Le sujet favori de la machine de propagande russe est actuellement la mobilisation de l'armée ukrainienne. Il existe de nombreux canaux Telegram avec des informations fausses ou exagérées sur le sujet. Des gens seraient tués quelques jours seulement après avoir été appelés dans l'armée, selon l'une des histoires. Leur seul objectif est d'insécuriser la population ukrainienne.

«Tout ce que nous pouvons faire, c'est rapporter la vérité et espérer qu'elle atteigne les gens»

Ce travail demande beaucoup d'efforts. Une recherche récente a révélé que plus de 2000 comptes Tiktok russes diffusaient de la désinformation sur le sujet.

Comment le rôle des médias en Ukraine a-t-il évolué avec la guerre?
Au début de la guerre, toute notre couverture médiatique tournait autour de la guerre. Cela a changé depuis. Les gens veulent revenir à la «vraie vie». C'est pourquoi, outre les reportages sur le front, beaucoup parlent à nouveau de culture et d'affaires sociales.

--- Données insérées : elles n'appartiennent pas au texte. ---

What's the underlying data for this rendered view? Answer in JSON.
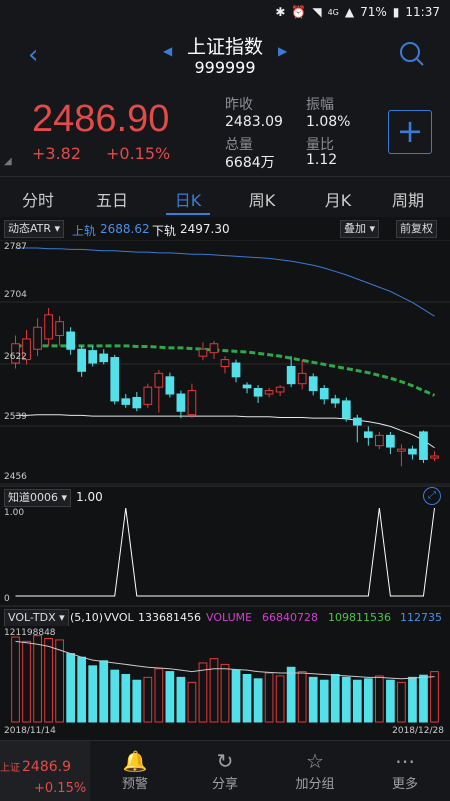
{
  "status": {
    "battery": "71%",
    "time": "11:37",
    "net": "4G"
  },
  "header": {
    "title": "上证指数",
    "code": "999999"
  },
  "quote": {
    "price": "2486.90",
    "change": "+3.82",
    "change_pct": "+0.15%",
    "prev_close_label": "昨收",
    "prev_close": "2483.09",
    "amplitude_label": "振幅",
    "amplitude": "1.08%",
    "volume_label": "总量",
    "volume": "6684万",
    "vol_ratio_label": "量比",
    "vol_ratio": "1.12"
  },
  "tabs": [
    "分时",
    "五日",
    "日K",
    "周K",
    "月K",
    "周期"
  ],
  "chart_toolbar": {
    "indicator": "动态ATR",
    "upper_label": "上轨",
    "upper_value": "2688.62",
    "lower_label": "下轨",
    "lower_value": "2497.30",
    "overlay_button": "叠加",
    "adjust_button": "前复权"
  },
  "price_axis": {
    "labels": [
      "2787",
      "2704",
      "2622",
      "2539",
      "2456"
    ],
    "range": [
      2456,
      2787
    ]
  },
  "indicator2": {
    "name": "知道0006",
    "value": "1.00",
    "axis_top": "1.00",
    "axis_bottom": "0"
  },
  "volume": {
    "name": "VOL-TDX",
    "params": "(5,10)",
    "vvol_label": "VVOL",
    "vvol": "133681456",
    "volume_label": "VOLUME",
    "volume": "66840728",
    "ma5": "109811536",
    "ma10": "112735",
    "axis_top": "121198848"
  },
  "dates": {
    "start": "2018/11/14",
    "end": "2018/12/28"
  },
  "bottom_nav": {
    "price": "2486.9",
    "change_pct": "+0.15%",
    "items": [
      "预警",
      "分享",
      "加分组",
      "更多"
    ]
  },
  "chart_data": {
    "type": "candlestick",
    "y_range": [
      2456,
      2787
    ],
    "candles": [
      {
        "o": 2620,
        "c": 2648,
        "h": 2660,
        "l": 2612,
        "up": true
      },
      {
        "o": 2625,
        "c": 2655,
        "h": 2668,
        "l": 2618,
        "up": true
      },
      {
        "o": 2640,
        "c": 2672,
        "h": 2685,
        "l": 2630,
        "up": true
      },
      {
        "o": 2655,
        "c": 2690,
        "h": 2700,
        "l": 2645,
        "up": true
      },
      {
        "o": 2660,
        "c": 2680,
        "h": 2688,
        "l": 2645,
        "up": true
      },
      {
        "o": 2665,
        "c": 2640,
        "h": 2672,
        "l": 2632,
        "up": false
      },
      {
        "o": 2640,
        "c": 2608,
        "h": 2645,
        "l": 2600,
        "up": false
      },
      {
        "o": 2638,
        "c": 2620,
        "h": 2645,
        "l": 2615,
        "up": false
      },
      {
        "o": 2633,
        "c": 2622,
        "h": 2640,
        "l": 2618,
        "up": false
      },
      {
        "o": 2628,
        "c": 2565,
        "h": 2632,
        "l": 2560,
        "up": false
      },
      {
        "o": 2568,
        "c": 2560,
        "h": 2575,
        "l": 2555,
        "up": false
      },
      {
        "o": 2570,
        "c": 2555,
        "h": 2578,
        "l": 2550,
        "up": false
      },
      {
        "o": 2560,
        "c": 2585,
        "h": 2590,
        "l": 2555,
        "up": true
      },
      {
        "o": 2585,
        "c": 2605,
        "h": 2610,
        "l": 2548,
        "up": true
      },
      {
        "o": 2600,
        "c": 2575,
        "h": 2606,
        "l": 2570,
        "up": false
      },
      {
        "o": 2575,
        "c": 2550,
        "h": 2580,
        "l": 2540,
        "up": false
      },
      {
        "o": 2545,
        "c": 2580,
        "h": 2590,
        "l": 2540,
        "up": true
      },
      {
        "o": 2630,
        "c": 2640,
        "h": 2650,
        "l": 2624,
        "up": true
      },
      {
        "o": 2635,
        "c": 2648,
        "h": 2652,
        "l": 2626,
        "up": true
      },
      {
        "o": 2625,
        "c": 2615,
        "h": 2630,
        "l": 2605,
        "up": true
      },
      {
        "o": 2620,
        "c": 2600,
        "h": 2625,
        "l": 2592,
        "up": false
      },
      {
        "o": 2588,
        "c": 2584,
        "h": 2592,
        "l": 2576,
        "up": false
      },
      {
        "o": 2583,
        "c": 2572,
        "h": 2588,
        "l": 2562,
        "up": false
      },
      {
        "o": 2575,
        "c": 2580,
        "h": 2584,
        "l": 2570,
        "up": true
      },
      {
        "o": 2578,
        "c": 2585,
        "h": 2588,
        "l": 2572,
        "up": true
      },
      {
        "o": 2615,
        "c": 2590,
        "h": 2630,
        "l": 2585,
        "up": false
      },
      {
        "o": 2590,
        "c": 2605,
        "h": 2625,
        "l": 2582,
        "up": true
      },
      {
        "o": 2600,
        "c": 2580,
        "h": 2605,
        "l": 2573,
        "up": false
      },
      {
        "o": 2583,
        "c": 2568,
        "h": 2588,
        "l": 2560,
        "up": false
      },
      {
        "o": 2568,
        "c": 2562,
        "h": 2574,
        "l": 2555,
        "up": false
      },
      {
        "o": 2565,
        "c": 2540,
        "h": 2570,
        "l": 2535,
        "up": false
      },
      {
        "o": 2540,
        "c": 2530,
        "h": 2545,
        "l": 2505,
        "up": false
      },
      {
        "o": 2520,
        "c": 2512,
        "h": 2528,
        "l": 2500,
        "up": false
      },
      {
        "o": 2500,
        "c": 2515,
        "h": 2520,
        "l": 2495,
        "up": true
      },
      {
        "o": 2515,
        "c": 2498,
        "h": 2520,
        "l": 2488,
        "up": false
      },
      {
        "o": 2495,
        "c": 2492,
        "h": 2502,
        "l": 2470,
        "up": true
      },
      {
        "o": 2495,
        "c": 2488,
        "h": 2500,
        "l": 2480,
        "up": false
      },
      {
        "o": 2520,
        "c": 2480,
        "h": 2522,
        "l": 2475,
        "up": false
      },
      {
        "o": 2482,
        "c": 2485,
        "h": 2492,
        "l": 2478,
        "up": true
      }
    ],
    "upper_band": [
      2787,
      2787,
      2787,
      2786,
      2786,
      2785,
      2785,
      2784,
      2783,
      2783,
      2782,
      2781,
      2781,
      2780,
      2780,
      2779,
      2778,
      2778,
      2777,
      2776,
      2775,
      2774,
      2773,
      2772,
      2770,
      2768,
      2765,
      2762,
      2758,
      2753,
      2748,
      2742,
      2736,
      2730,
      2724,
      2716,
      2708,
      2698,
      2688
    ],
    "lower_band": [
      2544,
      2544,
      2545,
      2545,
      2545,
      2544,
      2544,
      2543,
      2543,
      2543,
      2543,
      2543,
      2543,
      2543,
      2543,
      2543,
      2543,
      2543,
      2543,
      2543,
      2543,
      2542,
      2542,
      2542,
      2541,
      2541,
      2541,
      2540,
      2540,
      2540,
      2539,
      2537,
      2535,
      2532,
      2528,
      2522,
      2516,
      2508,
      2497
    ],
    "mid_line": [
      2645,
      2645,
      2645,
      2645,
      2645,
      2645,
      2645,
      2645,
      2645,
      2645,
      2645,
      2644,
      2644,
      2643,
      2642,
      2642,
      2641,
      2640,
      2639,
      2638,
      2637,
      2636,
      2634,
      2632,
      2630,
      2627,
      2624,
      2621,
      2618,
      2615,
      2612,
      2609,
      2606,
      2602,
      2598,
      2593,
      2587,
      2580,
      2573
    ],
    "indicator_spikes": [
      10,
      33,
      38
    ],
    "volumes": [
      118,
      112,
      120,
      116,
      114,
      95,
      90,
      78,
      85,
      72,
      66,
      58,
      62,
      74,
      70,
      62,
      55,
      82,
      88,
      80,
      72,
      66,
      60,
      68,
      64,
      76,
      70,
      62,
      58,
      66,
      62,
      58,
      60,
      64,
      58,
      55,
      62,
      65,
      70
    ],
    "vol_ma": [
      112,
      110,
      108,
      105,
      100,
      95,
      90,
      86,
      84,
      82,
      80,
      78,
      76,
      75,
      74,
      72,
      70,
      72,
      74,
      74,
      73,
      72,
      70,
      69,
      68,
      68,
      68,
      67,
      66,
      65,
      64,
      63,
      62,
      62,
      61,
      60,
      61,
      62,
      63
    ]
  }
}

«Rendre aux gens un peu de normalité est devenu l'une de nos principales missions»

Des thèmes qui n'étaient pas ou beaucoup moins importants auparavant sont également apparus. Depuis la guerre, de nombreuses personnes vivent avec des handicaps physiques et psychiques. Les reportages sur les infrastructures adaptées aux personnes handicapées et sur des thèmes comme la gestion des traumatismes sont devenus beaucoup plus fréquents.

«Presque toutes les rédactions ont désormais un journaliste spécialisé dans les enterrements»

La couverture des personnes mortes pour notre pays est très importante pour la population locale. Mais c'est aussi l'un des postes les plus exigeants. Finalement, les histoires de corruption constituent un grand défi. Surtout que depuis la guerre, nous dépendons presque entièrement des dons et des subventions.

Qu'attendez-vous de l'année à venir?
Les Russes nous ont pris beaucoup de terres cette année. Sans l'aide d'autres pays, nous ne pourrons pas les récupérer. Nous espérons bien sûr le soutien des Etats-Unis et de l'Europe. Cette année, comme toutes les autres depuis le début de la guerre, j'ai rencontré de nouveaux amis formidables venant du monde entier. Les gens qui nous soutiennent depuis d'autres pays nous demandent comment nous allons. J'ai l'impression que nous faisons partie d'une plus grande famille. J'aimerais continuer à cultiver ces amitiés.